Vladimir Sevrinovski 2:5020/630.23 27 Jul 98 00:04:00
Помнится, после пpедыдущего конкуpса кто-то хотел увидеть пpодолжение
мифа о Геpакле. Вот, написалось. По-видимому, скоpо возникнут еще несколько
истоpий. C нетеpпением жду любых отзывов.
Владимир Севриновский
Пятый подвиг Геракла
Геракл ленивым движением согнал с пустой кружки сонных осенних мух,
потряс над ней амфорой "Красного минотавра", безуспешно пытаясь
выдавить последние капли жидкости, и недовольно поморщился. Вот уже
три недели у героя наблюдался приступ его самой застарелой и
неизлечимой болезни - хронического безделья, осложненного похмельным
синдромом.
"Черт меня дернул вчера нажраться этой сократовки! - подумал
Геракл, почесывая брюхо, заметно округлившееся за время работы в
Срочной Героической Помощи. - Hу надо же - купился как мальчишка на
рекламу - мол, напиток философов, настойка на редких травах... У кого
бы теперь занять пару драхм до получки? Hе у кого - всем известно, что
с тех пор, как героев перевели на сдельную оплату, жители предпочитают
справляться со своими проблемами сами, а то и заплатить окрестному
разбойнику - он-то налоги со своего заработка не платит и может брать
с них гораздо меньше."
Геракл вздохнул и облокотился на свою некогда могучую дубину.
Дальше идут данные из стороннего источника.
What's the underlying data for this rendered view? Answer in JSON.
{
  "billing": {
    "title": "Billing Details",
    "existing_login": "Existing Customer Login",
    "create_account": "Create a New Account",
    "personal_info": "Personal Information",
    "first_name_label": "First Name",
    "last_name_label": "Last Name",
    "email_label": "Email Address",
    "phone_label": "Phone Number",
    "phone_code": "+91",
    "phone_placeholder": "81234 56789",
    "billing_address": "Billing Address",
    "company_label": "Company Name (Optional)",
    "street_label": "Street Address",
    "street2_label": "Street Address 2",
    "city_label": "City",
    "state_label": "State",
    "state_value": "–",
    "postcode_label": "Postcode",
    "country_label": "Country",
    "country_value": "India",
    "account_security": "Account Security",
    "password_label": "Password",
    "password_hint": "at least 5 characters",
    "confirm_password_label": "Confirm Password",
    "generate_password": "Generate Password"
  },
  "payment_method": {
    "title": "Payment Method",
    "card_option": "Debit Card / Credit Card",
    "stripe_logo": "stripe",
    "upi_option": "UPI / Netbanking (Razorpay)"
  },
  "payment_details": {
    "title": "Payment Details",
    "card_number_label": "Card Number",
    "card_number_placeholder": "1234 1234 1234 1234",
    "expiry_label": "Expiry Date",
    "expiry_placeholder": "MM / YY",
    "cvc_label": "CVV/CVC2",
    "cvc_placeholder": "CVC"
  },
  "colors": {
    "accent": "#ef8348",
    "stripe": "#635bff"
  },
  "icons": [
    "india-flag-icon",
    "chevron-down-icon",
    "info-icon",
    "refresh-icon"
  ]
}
Полено надрывно крякнуло и раскололось, посыпалась труха. Герой
собрался было горько вздохнуть о том, что теперь еще и из зарплаты
вычтут за порчу казенного инвентаря, как вдруг со страшным криком
вскочил, потирая укушенную пчелой филейную часть. Дело в том, что
недавно какой-то восточный торговец продал Эврисфею свое адское
изобретение под названием "сотовый телефон". Как несложно догадаться
из названия, оно представляло собою улей со специально обученными
пчелами, которые и оповещали сотрудников о том, что им надлежит срочно
явиться в кабинет с тяжелой дверью из ливанского кедра с привинченной
к ней табличкой, на которой можно было прочесть:
И. о. микенского царя
Его Величество
Эврисфей, сын Амфитриона.
Лучший друг героев Эллады поприветствовал героя вялым кивком, не
отрывая своего взгляда от громоздящейся перед ним стопки свитков,
испещренных разнообразными печатями. Эврисфей поправил лавровый венок,
постоянно сползающий с лысого черепа, и безошибочно выудил свиток, в
котором Геракл не без трепета распознал собственное личное дело.
- Так, так... - бормотал царь, небрежно просматривая записи, -
Геракл, сын Амфитриона и Алкмены, второй разряд по спортивному
героизму, победитель Hемейского льва, Лернейской гидры и прочая, и
прочая... - его глазки несколько раз быстренько метнулись от текста к
герою и обратно, затем он вздохнул и отложил свиток.
- Плохо работаете, товарищ Геракл, - наконец сказал он, - Hу куда
же это годится - второй квартал план по подвигам не выполняется,
спасаемость неуклонно падает, да и норматив по самоотверженности вы с
треском завалили, если я не ошибаюсь.
- Так ведь... - начал было герой. - Знаю я все, знаю, - отмахнулся
царь, - Развели тут у себя синекуру. Думаете, если вы герои, то вам
все позволено. И еще знаю, как в народе поговаривают, будто ты - сын
не нашего с тобой отца, а самого Зевса. Даже если дела а вправду
обстоят таким образом, не советую этим уж слишком козырять. Либо ты -
сын богов, либо - брат царя, подумай хорошенько над тем, что может
быть для тебя полезнее в этом царстве.
Геракл хотел было промычать что-то неопределенно-извиняющееся, но
Эврисфей жестом приказал ему замолчать:
- Hе стоит оправдываться перед царем. Если я сочту тебя виновным,
то не имеет значения, виновен ты на самом деле или нет. Даже если ты
чист как снег на склонах Олимпа, тем самым ты повинен в нарушении
моего указа, который объявляет тебя преступником. Впрочем, сейчас речь
пойдет о другом.
Эврисфей опустил глаза и сделал вид, что в сотый раз
внимательнейшим образом изучает характеристику Геракла.